Shanghai Composite
The Shanghai Composite lost its gains made in 2015, despite the hope changes in pension funds investments would lift markets in Asia Reuters

China should not be solely blamed for the recent global markets meltdown, with mainland analysts putting the blame on the US monetary policy and falling oil prices.

The analysts say that Beijing's "culpability" in the market routing has been exaggerated, claiming that the US Federal Reserve and its policy direction were the real "enemy within".

Zhou Ling, hedge fund manager at the Shanghai Shiva Investment told South China Morning Post: "It is unfair to blame China for the market crashes. China's troubled economy and falling oil prices aren't news at all, but the sharp fall in the global markets appears to be an epidemic and all of them seemed to be entwined."

Another mainland researcher, Zhang Ming from the Chinese Academy of Social Sciences, told the China Business News that emerging markets, including China were the victims of the US Federal Reserve's rate increases. They led to a wave of currency devaluations that triggered capital outflows from the emerging countries.

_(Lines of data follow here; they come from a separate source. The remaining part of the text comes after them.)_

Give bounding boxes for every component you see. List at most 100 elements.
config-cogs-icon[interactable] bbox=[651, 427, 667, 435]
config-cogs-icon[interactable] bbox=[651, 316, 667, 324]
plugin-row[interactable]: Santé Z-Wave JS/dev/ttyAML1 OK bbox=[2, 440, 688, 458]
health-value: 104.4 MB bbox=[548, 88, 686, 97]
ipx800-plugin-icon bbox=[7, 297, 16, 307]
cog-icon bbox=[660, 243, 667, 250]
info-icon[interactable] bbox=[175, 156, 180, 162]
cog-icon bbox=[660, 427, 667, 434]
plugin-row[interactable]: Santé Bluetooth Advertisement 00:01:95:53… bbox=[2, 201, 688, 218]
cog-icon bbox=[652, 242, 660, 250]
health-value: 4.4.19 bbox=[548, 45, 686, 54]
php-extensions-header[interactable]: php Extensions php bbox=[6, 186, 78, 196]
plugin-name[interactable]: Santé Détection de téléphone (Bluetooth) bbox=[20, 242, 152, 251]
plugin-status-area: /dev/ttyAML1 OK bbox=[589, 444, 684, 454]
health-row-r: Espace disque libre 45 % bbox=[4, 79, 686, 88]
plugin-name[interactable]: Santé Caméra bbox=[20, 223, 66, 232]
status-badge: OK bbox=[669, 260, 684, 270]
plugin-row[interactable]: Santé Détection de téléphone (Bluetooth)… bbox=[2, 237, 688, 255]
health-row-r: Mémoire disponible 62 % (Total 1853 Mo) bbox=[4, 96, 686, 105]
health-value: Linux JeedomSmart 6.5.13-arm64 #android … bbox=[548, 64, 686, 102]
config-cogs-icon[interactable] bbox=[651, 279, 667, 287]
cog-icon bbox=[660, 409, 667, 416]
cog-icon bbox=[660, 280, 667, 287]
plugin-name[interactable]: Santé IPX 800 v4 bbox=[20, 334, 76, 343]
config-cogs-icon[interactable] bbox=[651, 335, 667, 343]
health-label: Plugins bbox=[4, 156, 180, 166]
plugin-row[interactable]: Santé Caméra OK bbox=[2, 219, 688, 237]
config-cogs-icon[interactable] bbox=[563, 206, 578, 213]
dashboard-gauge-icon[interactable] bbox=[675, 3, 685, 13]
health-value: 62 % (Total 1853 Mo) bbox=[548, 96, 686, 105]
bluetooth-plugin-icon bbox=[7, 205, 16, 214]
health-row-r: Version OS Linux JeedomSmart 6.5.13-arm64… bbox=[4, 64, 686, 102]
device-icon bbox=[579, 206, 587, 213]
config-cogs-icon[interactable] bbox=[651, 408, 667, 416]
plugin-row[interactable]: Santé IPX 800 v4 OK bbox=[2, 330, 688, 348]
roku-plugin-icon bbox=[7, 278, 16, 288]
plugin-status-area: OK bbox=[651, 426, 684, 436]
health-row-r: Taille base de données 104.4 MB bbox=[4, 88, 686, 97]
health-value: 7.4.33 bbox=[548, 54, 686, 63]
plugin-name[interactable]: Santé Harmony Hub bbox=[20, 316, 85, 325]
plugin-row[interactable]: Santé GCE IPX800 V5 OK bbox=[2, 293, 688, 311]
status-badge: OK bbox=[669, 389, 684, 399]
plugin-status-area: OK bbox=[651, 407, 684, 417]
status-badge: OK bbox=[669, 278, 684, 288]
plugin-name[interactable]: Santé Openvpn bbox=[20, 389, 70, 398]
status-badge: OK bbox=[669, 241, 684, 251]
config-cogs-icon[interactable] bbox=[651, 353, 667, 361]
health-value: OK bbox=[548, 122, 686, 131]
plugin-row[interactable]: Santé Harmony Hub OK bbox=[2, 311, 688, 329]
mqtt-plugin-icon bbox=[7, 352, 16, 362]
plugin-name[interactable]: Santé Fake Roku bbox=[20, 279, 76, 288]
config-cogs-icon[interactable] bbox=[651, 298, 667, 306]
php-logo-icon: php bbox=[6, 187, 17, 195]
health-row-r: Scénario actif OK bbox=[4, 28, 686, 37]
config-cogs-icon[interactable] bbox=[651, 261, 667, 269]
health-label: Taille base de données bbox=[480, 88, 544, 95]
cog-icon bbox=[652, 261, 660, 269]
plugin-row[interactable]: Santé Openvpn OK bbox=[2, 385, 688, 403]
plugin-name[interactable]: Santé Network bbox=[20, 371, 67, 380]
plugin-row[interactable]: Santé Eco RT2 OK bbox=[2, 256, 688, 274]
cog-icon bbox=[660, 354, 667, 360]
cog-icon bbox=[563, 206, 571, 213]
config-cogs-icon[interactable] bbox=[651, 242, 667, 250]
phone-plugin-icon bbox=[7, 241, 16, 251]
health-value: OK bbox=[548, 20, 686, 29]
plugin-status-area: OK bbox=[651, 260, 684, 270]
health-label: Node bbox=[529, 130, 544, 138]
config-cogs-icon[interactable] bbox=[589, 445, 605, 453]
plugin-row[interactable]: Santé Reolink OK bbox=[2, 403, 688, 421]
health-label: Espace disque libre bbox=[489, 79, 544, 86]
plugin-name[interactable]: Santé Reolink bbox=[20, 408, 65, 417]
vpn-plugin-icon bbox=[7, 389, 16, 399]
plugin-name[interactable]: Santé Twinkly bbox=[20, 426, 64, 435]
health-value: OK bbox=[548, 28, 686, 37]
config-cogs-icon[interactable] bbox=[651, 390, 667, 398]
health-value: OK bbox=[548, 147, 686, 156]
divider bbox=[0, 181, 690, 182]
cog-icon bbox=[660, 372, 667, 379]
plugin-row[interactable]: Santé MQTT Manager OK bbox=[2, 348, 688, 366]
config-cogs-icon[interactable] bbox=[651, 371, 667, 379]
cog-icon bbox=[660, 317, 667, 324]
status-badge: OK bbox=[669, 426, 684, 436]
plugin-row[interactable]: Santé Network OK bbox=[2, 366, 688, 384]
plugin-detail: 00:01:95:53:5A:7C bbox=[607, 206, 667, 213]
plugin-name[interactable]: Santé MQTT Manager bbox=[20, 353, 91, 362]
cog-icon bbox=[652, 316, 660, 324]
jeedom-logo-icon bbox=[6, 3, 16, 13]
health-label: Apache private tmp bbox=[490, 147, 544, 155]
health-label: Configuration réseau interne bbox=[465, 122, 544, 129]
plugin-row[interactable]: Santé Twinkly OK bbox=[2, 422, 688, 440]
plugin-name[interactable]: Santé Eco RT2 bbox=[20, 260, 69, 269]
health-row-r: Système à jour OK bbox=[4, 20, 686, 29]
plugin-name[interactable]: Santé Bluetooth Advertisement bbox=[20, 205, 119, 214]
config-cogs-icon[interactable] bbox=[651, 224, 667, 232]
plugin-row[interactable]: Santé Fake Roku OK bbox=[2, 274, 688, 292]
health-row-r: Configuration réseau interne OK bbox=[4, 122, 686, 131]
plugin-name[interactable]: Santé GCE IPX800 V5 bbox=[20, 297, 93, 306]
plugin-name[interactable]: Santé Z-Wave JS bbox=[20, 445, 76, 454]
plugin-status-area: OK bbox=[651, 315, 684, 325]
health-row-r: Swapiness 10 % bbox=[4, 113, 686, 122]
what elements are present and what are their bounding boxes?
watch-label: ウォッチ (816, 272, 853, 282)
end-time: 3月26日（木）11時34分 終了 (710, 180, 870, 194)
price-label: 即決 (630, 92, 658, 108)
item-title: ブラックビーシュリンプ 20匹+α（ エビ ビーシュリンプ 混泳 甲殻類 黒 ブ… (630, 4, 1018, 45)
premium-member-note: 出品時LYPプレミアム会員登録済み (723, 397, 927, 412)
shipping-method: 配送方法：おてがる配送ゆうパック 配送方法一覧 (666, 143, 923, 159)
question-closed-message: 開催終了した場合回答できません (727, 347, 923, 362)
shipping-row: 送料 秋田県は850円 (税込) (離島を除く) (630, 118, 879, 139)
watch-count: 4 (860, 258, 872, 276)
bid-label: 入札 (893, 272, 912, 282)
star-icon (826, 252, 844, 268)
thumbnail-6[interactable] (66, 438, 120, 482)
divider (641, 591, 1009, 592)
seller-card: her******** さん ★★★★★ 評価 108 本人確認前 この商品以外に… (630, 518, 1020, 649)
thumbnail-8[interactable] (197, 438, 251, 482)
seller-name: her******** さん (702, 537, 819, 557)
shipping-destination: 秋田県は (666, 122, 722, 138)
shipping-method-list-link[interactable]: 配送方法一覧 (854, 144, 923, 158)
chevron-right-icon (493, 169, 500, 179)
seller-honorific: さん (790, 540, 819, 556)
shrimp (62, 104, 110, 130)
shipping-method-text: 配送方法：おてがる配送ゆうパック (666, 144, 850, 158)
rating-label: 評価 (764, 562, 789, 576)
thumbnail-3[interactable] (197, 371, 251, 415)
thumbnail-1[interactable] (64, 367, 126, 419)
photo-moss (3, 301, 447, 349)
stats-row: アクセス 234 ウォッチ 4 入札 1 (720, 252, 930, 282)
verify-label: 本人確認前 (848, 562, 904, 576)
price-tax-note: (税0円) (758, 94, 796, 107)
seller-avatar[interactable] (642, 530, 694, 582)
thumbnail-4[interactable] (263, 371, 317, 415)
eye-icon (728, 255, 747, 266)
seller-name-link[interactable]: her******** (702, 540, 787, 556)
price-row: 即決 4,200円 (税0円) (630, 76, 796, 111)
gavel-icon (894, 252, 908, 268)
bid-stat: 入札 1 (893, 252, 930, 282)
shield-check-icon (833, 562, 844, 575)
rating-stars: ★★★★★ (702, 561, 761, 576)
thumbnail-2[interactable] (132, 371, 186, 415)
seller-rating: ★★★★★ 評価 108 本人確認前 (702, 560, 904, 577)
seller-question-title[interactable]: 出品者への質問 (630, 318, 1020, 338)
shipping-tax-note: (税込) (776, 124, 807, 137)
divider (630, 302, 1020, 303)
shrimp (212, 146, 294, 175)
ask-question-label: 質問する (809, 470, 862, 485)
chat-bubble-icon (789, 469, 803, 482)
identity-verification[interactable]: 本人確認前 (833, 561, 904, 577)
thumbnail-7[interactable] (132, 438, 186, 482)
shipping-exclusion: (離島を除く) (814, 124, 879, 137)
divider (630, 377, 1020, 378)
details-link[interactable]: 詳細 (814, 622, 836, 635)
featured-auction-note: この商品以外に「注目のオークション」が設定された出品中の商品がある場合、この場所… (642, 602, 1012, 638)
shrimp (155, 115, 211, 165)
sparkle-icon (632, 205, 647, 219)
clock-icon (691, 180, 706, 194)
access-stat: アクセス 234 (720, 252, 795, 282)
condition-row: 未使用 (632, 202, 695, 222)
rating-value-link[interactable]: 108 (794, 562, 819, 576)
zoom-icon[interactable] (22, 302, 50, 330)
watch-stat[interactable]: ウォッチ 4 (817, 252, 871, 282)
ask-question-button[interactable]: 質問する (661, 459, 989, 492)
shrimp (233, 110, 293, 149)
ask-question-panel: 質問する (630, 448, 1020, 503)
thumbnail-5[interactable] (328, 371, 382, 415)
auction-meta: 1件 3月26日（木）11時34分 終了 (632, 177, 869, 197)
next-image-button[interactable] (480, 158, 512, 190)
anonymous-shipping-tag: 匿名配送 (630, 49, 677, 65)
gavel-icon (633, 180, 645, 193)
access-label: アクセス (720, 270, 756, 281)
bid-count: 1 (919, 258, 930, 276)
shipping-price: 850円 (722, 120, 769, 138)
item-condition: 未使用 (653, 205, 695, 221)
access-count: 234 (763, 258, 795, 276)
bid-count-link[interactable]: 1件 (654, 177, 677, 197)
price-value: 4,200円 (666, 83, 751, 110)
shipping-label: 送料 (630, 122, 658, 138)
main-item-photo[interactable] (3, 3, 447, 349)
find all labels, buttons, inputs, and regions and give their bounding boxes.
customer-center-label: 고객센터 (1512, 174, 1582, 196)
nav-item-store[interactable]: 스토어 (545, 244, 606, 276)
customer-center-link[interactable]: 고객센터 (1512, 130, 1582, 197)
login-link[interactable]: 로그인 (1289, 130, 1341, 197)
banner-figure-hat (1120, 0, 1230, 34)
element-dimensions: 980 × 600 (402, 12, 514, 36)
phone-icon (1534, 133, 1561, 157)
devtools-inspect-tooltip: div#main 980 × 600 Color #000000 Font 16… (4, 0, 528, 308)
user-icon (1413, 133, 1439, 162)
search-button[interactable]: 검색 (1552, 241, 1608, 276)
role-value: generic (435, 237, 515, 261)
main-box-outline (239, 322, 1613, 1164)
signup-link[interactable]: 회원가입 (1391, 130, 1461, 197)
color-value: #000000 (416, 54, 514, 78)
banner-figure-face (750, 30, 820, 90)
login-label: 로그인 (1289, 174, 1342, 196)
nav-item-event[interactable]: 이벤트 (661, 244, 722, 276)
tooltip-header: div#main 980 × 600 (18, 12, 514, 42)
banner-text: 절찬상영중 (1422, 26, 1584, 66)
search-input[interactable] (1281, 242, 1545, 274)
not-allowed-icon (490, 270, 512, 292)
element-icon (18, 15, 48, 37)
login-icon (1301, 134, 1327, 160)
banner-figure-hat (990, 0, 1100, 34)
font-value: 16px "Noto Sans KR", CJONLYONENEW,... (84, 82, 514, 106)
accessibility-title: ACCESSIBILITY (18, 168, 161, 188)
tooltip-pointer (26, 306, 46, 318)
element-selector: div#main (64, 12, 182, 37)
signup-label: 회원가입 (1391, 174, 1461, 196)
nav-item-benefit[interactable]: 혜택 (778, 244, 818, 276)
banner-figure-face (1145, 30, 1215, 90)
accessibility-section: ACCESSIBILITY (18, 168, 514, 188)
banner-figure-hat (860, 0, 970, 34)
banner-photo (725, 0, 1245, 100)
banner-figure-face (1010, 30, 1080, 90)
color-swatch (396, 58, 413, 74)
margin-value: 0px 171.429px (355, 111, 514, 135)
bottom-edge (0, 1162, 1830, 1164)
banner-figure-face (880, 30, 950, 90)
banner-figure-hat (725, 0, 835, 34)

"The gloomy sentiment that swept the global markets [added to] investors' worries about their financial investments," Cinda International Securities said in a report. "Mainland investors are panic stricken. They are expecting regulators to roll out more market-boosting measures."

Beijing StarRock Investment Management's chief strategist Yang Ling said: "The panic selling was overdone. The market is expected to bottom out in the near future."

The analysts had come out strongly against US Republican presidential candidate Donald Trump who has blamed the sharp falls in the global stock market on China.

Trump has been the most vocal in putting the blame on China, telling Fox News: "I've been talking about China for years. Because China's going bad it's going to bring us down too, because we're so heavily coupled with China. I'm the one that says you better start un-coupling from China because China's got problems."

New Jersey Governor and Republican candidate Chris Christie said that a market correction in China is "going to have an even greater effect because this president [Obama] doesn't know how to say no to spending."

He said Obama's administration had borrowed too much and exposed itself to China, a major buyer of US debt.

Fellow Republican candidate and former Hewlett-Packard chief executive Carly Fiorina mostly blamed the Federal Reserve, according to Reuters. "I think the stock market has hit record highs over and over again because the Federal Reserve has ensured, through its easy-money policy, that the stock market is the only place you can earn a return," she said, in reference to low interest rates in the US.